Ya know, I'm all for trying new stuff and experimenting with different things. But I don't understand this apparent need to fire thousands of rounds without cleaning. I usually even clean my AK's after every 500 rounds or so. Why would I pay extra for a weapon that will go 15,000 rounds without cleaning? Who actually does that outside of testing? I mean whatever floats you boat, but I've yet to have anyone give me a valid scenario proving one would need a weapon that would go thousands and thousands of rounds without cleaning. On one weekend trip into the desert I fired almost 2000 rounds though one of my AR's, it was windy and very dusty. I was firing a mixed bag of ammo but it was mostly Wolf. The gun was filthy, sandy, sludge filled and I didn't have a single failure of any kind over the three days and I never cleaned the weapon until I got home. Was it a dirty mess to clean? Yep, but a quick blast with gun scrubber cut the worst of it off in less than 30 seconds. Evn the AK I took was a filthy mess. Give me one reason why anyone, including a soldier, would need anything more reliable than that. I mean just how many rounds does the average soldier run through their weapon between cleanings?
And before someone says how you can bury a piston rifle in sand and it still fires, I've tried that with my AK's and it doesn't still fire if the action is filled with sand.

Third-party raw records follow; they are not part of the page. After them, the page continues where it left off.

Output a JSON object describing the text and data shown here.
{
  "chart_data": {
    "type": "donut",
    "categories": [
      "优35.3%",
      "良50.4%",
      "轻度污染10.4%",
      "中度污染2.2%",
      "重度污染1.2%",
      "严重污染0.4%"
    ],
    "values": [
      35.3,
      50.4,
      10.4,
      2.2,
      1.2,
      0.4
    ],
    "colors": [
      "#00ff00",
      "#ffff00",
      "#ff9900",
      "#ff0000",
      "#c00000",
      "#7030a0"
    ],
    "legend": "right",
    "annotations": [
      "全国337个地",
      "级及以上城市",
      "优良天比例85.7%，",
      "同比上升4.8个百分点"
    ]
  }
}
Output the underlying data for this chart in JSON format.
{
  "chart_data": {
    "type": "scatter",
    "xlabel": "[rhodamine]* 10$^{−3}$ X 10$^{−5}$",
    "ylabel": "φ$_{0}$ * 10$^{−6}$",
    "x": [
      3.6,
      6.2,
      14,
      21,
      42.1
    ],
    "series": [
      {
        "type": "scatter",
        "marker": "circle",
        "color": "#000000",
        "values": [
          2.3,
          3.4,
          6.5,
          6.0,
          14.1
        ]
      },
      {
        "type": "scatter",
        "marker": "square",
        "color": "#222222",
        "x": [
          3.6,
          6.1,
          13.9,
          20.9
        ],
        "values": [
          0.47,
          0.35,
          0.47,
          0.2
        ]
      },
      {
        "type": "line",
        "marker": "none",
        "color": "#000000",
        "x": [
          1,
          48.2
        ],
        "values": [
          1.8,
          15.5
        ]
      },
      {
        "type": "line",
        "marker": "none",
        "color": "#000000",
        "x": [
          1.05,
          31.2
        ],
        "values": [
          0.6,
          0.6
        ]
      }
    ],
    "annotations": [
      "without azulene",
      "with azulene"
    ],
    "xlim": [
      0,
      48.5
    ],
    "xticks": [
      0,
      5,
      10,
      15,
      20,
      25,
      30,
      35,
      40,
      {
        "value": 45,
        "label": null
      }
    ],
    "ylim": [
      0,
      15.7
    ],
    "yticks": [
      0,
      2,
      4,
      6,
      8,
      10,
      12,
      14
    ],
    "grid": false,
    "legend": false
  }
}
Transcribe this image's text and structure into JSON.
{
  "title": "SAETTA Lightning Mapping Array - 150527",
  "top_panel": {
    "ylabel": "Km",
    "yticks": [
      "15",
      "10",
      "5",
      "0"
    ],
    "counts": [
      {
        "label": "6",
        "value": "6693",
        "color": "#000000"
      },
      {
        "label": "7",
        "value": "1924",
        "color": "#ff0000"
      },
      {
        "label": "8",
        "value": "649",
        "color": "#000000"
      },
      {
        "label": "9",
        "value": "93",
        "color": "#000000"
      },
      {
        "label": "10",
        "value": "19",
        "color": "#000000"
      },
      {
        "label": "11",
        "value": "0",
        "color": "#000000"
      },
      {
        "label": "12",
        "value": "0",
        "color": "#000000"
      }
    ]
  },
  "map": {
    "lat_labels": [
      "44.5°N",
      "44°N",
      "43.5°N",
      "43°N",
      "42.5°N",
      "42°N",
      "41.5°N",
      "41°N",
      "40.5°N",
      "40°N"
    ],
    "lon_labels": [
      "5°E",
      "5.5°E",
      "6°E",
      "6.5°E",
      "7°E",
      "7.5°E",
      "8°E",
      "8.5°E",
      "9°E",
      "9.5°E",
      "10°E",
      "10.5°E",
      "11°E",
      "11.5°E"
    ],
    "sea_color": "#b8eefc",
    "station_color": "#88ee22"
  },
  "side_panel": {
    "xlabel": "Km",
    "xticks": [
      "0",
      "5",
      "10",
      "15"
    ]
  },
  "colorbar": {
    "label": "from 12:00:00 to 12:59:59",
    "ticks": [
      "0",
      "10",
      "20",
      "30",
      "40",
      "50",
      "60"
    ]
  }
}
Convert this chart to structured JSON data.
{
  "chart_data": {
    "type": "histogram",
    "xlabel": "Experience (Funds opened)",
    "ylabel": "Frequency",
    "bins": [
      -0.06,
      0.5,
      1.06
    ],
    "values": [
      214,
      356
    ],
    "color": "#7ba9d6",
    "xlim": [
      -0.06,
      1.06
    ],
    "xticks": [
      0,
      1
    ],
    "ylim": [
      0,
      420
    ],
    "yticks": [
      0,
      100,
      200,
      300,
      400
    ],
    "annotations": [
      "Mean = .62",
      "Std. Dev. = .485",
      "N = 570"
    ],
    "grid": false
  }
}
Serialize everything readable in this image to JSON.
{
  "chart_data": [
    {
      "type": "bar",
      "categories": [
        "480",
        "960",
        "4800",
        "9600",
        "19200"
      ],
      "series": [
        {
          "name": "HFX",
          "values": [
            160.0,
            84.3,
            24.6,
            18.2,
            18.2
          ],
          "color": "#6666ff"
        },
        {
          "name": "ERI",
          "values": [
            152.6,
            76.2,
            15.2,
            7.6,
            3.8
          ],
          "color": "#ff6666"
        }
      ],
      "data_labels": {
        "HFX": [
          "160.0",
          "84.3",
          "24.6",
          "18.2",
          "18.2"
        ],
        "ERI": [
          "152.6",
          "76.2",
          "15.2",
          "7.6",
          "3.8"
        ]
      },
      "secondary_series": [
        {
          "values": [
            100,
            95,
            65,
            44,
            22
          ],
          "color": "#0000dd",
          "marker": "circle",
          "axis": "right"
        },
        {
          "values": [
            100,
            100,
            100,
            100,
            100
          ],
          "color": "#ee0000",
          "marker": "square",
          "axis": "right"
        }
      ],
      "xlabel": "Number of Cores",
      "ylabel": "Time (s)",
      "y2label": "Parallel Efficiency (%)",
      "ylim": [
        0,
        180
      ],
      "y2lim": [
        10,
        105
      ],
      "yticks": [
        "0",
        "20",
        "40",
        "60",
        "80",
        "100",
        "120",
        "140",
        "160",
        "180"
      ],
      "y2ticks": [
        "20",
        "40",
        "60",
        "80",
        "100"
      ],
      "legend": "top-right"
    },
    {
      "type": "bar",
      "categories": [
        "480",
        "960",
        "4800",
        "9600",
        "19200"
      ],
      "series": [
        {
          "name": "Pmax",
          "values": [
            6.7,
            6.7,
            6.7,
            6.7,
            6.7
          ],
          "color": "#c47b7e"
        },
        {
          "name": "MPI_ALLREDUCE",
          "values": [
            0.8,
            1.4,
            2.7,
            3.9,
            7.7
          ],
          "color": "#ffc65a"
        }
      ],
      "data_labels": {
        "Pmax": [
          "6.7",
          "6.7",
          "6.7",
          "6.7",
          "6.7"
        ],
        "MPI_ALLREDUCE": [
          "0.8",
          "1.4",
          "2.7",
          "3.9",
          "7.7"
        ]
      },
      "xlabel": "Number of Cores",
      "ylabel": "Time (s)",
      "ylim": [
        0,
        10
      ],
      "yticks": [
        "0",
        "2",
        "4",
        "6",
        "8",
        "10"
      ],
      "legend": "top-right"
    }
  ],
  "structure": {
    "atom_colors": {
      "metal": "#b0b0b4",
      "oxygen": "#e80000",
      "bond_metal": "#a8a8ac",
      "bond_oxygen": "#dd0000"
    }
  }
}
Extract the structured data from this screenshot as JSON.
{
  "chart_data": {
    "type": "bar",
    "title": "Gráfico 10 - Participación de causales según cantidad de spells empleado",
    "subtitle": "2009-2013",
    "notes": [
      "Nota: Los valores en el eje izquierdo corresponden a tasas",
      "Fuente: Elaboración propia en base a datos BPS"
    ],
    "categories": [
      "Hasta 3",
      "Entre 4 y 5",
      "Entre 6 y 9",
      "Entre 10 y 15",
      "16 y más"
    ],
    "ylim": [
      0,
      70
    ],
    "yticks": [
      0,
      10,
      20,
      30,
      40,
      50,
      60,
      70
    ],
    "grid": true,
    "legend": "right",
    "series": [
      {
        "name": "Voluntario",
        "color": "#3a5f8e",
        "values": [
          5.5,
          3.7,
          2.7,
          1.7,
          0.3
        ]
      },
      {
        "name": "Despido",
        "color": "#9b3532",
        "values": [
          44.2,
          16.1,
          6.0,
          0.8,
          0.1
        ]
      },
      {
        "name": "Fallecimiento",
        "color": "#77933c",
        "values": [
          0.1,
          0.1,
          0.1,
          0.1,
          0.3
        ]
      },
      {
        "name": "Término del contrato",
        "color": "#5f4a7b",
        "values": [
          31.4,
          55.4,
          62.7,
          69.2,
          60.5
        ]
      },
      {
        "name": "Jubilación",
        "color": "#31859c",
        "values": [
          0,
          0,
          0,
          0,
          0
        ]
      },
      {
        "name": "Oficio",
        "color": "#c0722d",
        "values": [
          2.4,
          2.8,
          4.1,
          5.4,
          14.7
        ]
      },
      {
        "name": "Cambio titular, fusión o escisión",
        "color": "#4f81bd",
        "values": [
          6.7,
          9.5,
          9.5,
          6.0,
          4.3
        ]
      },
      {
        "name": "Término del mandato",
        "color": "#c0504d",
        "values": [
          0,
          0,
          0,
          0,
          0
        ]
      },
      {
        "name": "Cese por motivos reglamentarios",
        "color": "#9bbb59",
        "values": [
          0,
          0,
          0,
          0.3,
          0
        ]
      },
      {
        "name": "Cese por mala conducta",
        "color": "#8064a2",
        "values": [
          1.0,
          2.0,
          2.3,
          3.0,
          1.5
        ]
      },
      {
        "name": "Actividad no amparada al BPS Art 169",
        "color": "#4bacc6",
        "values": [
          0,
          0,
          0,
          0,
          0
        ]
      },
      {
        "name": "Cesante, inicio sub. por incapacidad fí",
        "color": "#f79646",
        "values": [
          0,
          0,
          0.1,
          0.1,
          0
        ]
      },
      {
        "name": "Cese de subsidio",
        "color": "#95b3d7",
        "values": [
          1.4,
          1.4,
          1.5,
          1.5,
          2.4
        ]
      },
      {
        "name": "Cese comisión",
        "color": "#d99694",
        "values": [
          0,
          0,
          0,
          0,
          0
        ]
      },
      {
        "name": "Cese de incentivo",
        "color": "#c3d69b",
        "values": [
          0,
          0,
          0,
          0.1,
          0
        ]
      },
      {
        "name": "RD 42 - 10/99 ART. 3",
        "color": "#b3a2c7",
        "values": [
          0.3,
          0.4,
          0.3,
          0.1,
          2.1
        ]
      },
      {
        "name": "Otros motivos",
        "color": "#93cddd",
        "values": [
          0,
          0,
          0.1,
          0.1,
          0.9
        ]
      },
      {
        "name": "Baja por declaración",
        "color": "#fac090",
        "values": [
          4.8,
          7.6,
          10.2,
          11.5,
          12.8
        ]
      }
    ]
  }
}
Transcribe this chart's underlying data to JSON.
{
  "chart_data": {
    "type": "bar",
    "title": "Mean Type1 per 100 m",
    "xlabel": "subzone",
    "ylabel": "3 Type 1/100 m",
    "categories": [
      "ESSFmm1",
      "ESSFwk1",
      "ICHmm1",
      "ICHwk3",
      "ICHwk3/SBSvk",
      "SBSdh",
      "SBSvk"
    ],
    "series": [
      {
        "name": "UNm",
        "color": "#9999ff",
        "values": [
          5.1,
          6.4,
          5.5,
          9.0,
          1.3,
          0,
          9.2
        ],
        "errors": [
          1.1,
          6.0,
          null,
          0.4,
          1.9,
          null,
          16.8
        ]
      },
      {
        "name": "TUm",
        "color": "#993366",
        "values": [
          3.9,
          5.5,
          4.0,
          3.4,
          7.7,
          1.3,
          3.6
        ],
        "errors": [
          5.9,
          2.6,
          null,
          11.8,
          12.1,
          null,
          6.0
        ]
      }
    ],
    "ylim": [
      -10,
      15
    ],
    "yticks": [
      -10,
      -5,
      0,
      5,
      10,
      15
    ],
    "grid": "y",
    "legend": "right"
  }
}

Also, take a look at that Gunsmoke Enterprises torture video where the fired 1100 rounds, full auto in one AR, cooling it by tossing it in a mud puddle several times and the only failure it had was with a Beta mag in it. Who needs more reliability than that?
I'm not trying to put anyone down for wanting or having a piston upper, it's their money, they can spend it any way they want to, but after reading all the pros and cons, piston uppers seem like a solution looking for a problem to me. Or, probably more to the point, a new toy for folks tired of their standard AR's.